Simply including peanuts and peanut butter into one’s diet can contribute to the recommended amount of magnesium intake. As outlined in another Globe and Mail article by Leslie Beck, the monounsaturated fat, fibre and magnesium in peanut butter help the body use insulin. Eating peanut butter on a regular basis might also help reduce the risk of diabetes. A 2002 study of 84,000 American women found that those who included peanut butter in their diet at least five times a week were 21 per cent less likely to develop type 2 diabetes.

The analysis, found in the February 2012 issue of the American Journal of Clinical Nutrition, outlines numerous health benefits associated with magnesium intake:

  • • Magnesium guards against unhealthy risk factors and helps maintain healthy blood pressure. A 2006 review of 12 randomized trials showed that magnesium lowered elevated blood pressure.
  • • Magnesium helps regulate blood sugar.

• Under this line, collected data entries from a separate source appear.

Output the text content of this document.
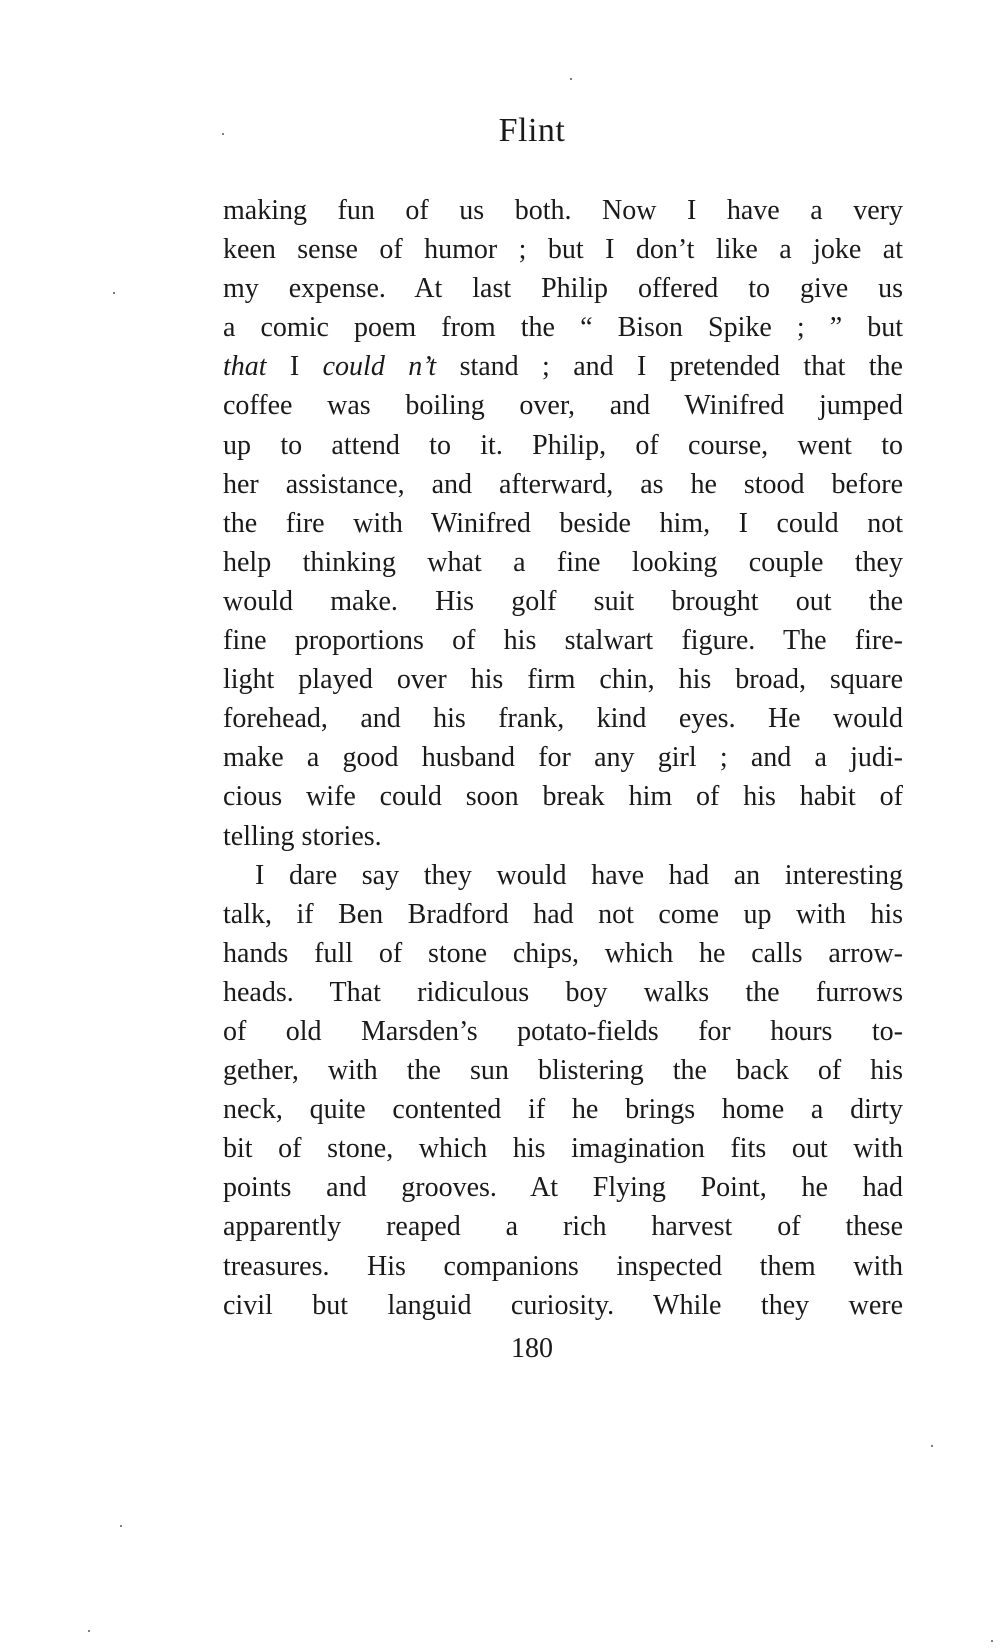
Flint
making fun of us both. Now I have a very
keen sense of humor ; but I don’t like a joke at
my expense. At last Philip offered to give us
a comic poem from the “ Bison Spike ; ” but
that I could n’t stand ; and I pretended that the
coffee was boiling over, and Winifred jumped
up to attend to it. Philip, of course, went to
her assistance, and afterward, as he stood before
the fire with Winifred beside him, I could not
help thinking what a fine looking couple they
would make. His golf suit brought out the
fine proportions of his stalwart figure. The fire-
light played over his firm chin, his broad, square
forehead, and his frank, kind eyes. He would
make a good husband for any girl ; and a judi-
cious wife could soon break him of his habit of
telling stories.
I dare say they would have had an interesting
talk, if Ben Bradford had not come up with his
hands full of stone chips, which he calls arrow-
heads. That ridiculous boy walks the furrows
of old Marsden’s potato-fields for hours to-
gether, with the sun blistering the back of his
neck, quite contented if he brings home a dirty
bit of stone, which his imagination fits out with
points and grooves. At Flying Point, he had
apparently reaped a rich harvest of these
treasures. His companions inspected them with
civil but languid curiosity. While they were
180
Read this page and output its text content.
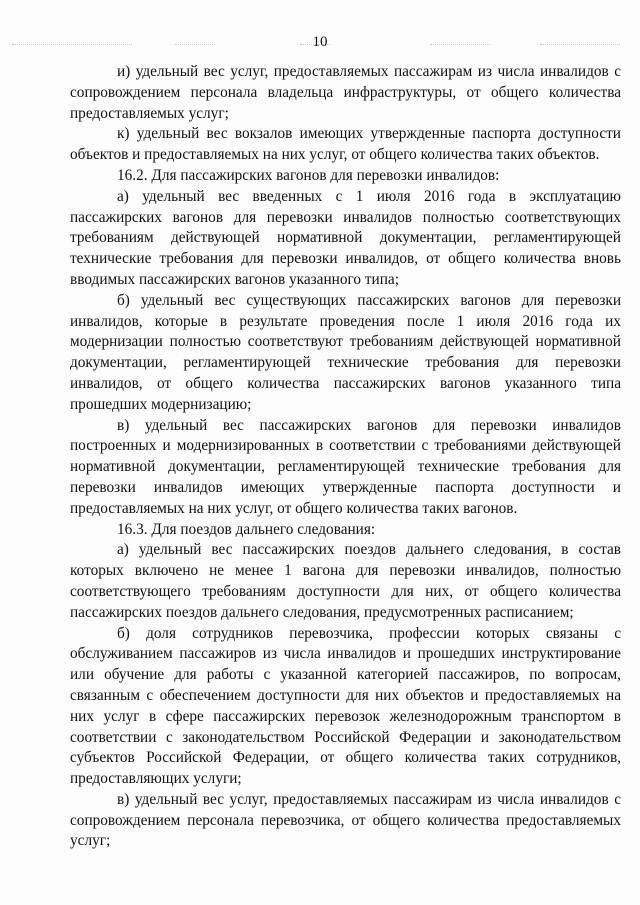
10

и) удельный вес услуг, предоставляемых пассажирам из числа инвалидов с сопровождением персонала владельца инфраструктуры, от общего количества предоставляемых услуг;

к) удельный вес вокзалов имеющих утвержденные паспорта доступности объектов и предоставляемых на них услуг, от общего количества таких объектов.

16.2. Для пассажирских вагонов для перевозки инвалидов:

а) удельный вес введенных с 1 июля 2016 года в эксплуатацию пассажирских вагонов для перевозки инвалидов полностью соответствующих требованиям действующей нормативной документации, регламентирующей технические требования для перевозки инвалидов, от общего количества вновь вводимых пассажирских вагонов указанного типа;

б) удельный вес существующих пассажирских вагонов для перевозки инвалидов, которые в результате проведения после 1 июля 2016 года их модернизации полностью соответствуют требованиям действующей нормативной документации, регламентирующей технические требования для перевозки инвалидов, от общего количества пассажирских вагонов указанного типа прошедших модернизацию;

в) удельный вес пассажирских вагонов для перевозки инвалидов построенных и модернизированных в соответствии с требованиями действующей нормативной документации, регламентирующей технические требования для перевозки инвалидов имеющих утвержденные паспорта доступности и предоставляемых на них услуг, от общего количества таких вагонов.

16.3. Для поездов дальнего следования:

а) удельный вес пассажирских поездов дальнего следования, в состав которых включено не менее 1 вагона для перевозки инвалидов, полностью соответствующего требованиям доступности для них, от общего количества пассажирских поездов дальнего следования, предусмотренных расписанием;

б) доля сотрудников перевозчика, профессии которых связаны с обслуживанием пассажиров из числа инвалидов и прошедших инструктирование или обучение для работы с указанной категорией пассажиров, по вопросам, связанным с обеспечением доступности для них объектов и предоставляемых на них услуг в сфере пассажирских перевозок железнодорожным транспортом в соответствии с законодательством Российской Федерации и законодательством субъектов Российской Федерации, от общего количества таких сотрудников, предоставляющих услуги;

в) удельный вес услуг, предоставляемых пассажирам из числа инвалидов с сопровождением персонала перевозчика, от общего количества предоставляемых услуг;
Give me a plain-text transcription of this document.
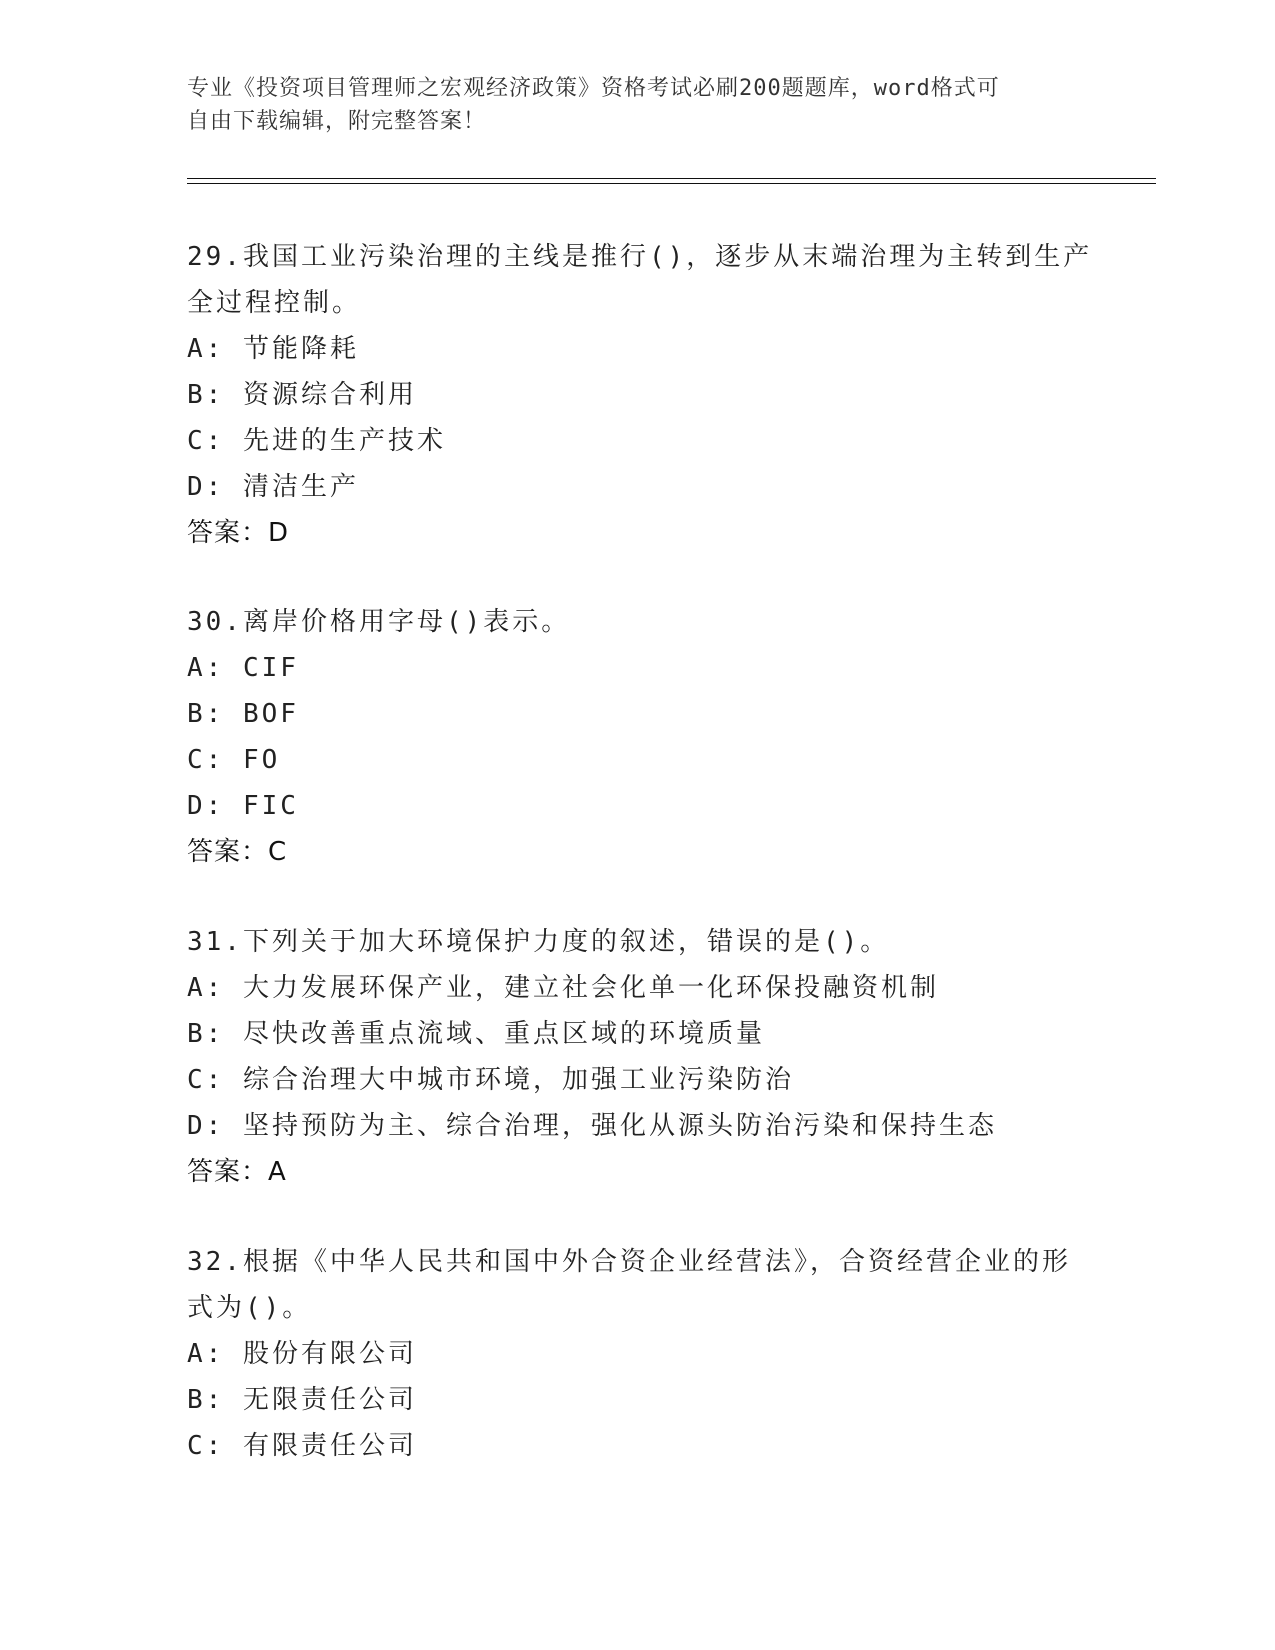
专业《投资项目管理师之宏观经济政策》资格考试必刷200题题库，word格式可
自由下载编辑，附完整答案！
29.我国工业污染治理的主线是推行()，逐步从末端治理为主转到生产
全过程控制。
A: 节能降耗
B: 资源综合利用
C: 先进的生产技术
D: 清洁生产
答案：D
30.离岸价格用字母()表示。
A: CIF
B: BOF
C: FO
D: FIC
答案：C
31.下列关于加大环境保护力度的叙述，错误的是()。
A: 大力发展环保产业，建立社会化单一化环保投融资机制
B: 尽快改善重点流域、重点区域的环境质量
C: 综合治理大中城市环境，加强工业污染防治
D: 坚持预防为主、综合治理，强化从源头防治污染和保持生态
答案：A
32.根据《中华人民共和国中外合资企业经营法》，合资经营企业的形
式为()。
A: 股份有限公司
B: 无限责任公司
C: 有限责任公司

A 2010 study reported that among 4,500 adults, those who consumed the most magnesium – 400 milligrams for every 2,000 calories – were 47 per cent less likely to develop type 2 diabetes over the 20 year follow-up, compared with those whose diets provided only half as much.
  • • Higher magnesium intakes have been linked with lower levels of inflammation, a risk factor for diabetes and cardiovascular disease.
  • • A higher magnesium diet is also associated with a lower risk of colorectal cancer, particularly in men. Magnesium may work to ward off colon cancer by minimizing free radical damage, reducing the proliferation of colon cells and improving how the body uses insulin.

Need creative ways to add peanuts or peanut butter to your daily diet? Try these tips:

  • • Top your bananas and apples with peanut butter.
  • • Add some peanuts to your morning yogurt.
  • • Include peanut butter in your post-workout shake.
  • • Toss a handful of peanuts into your green salad.
  • • Spice your peanuts with your favourite flavours and enjoy a handful as a snack.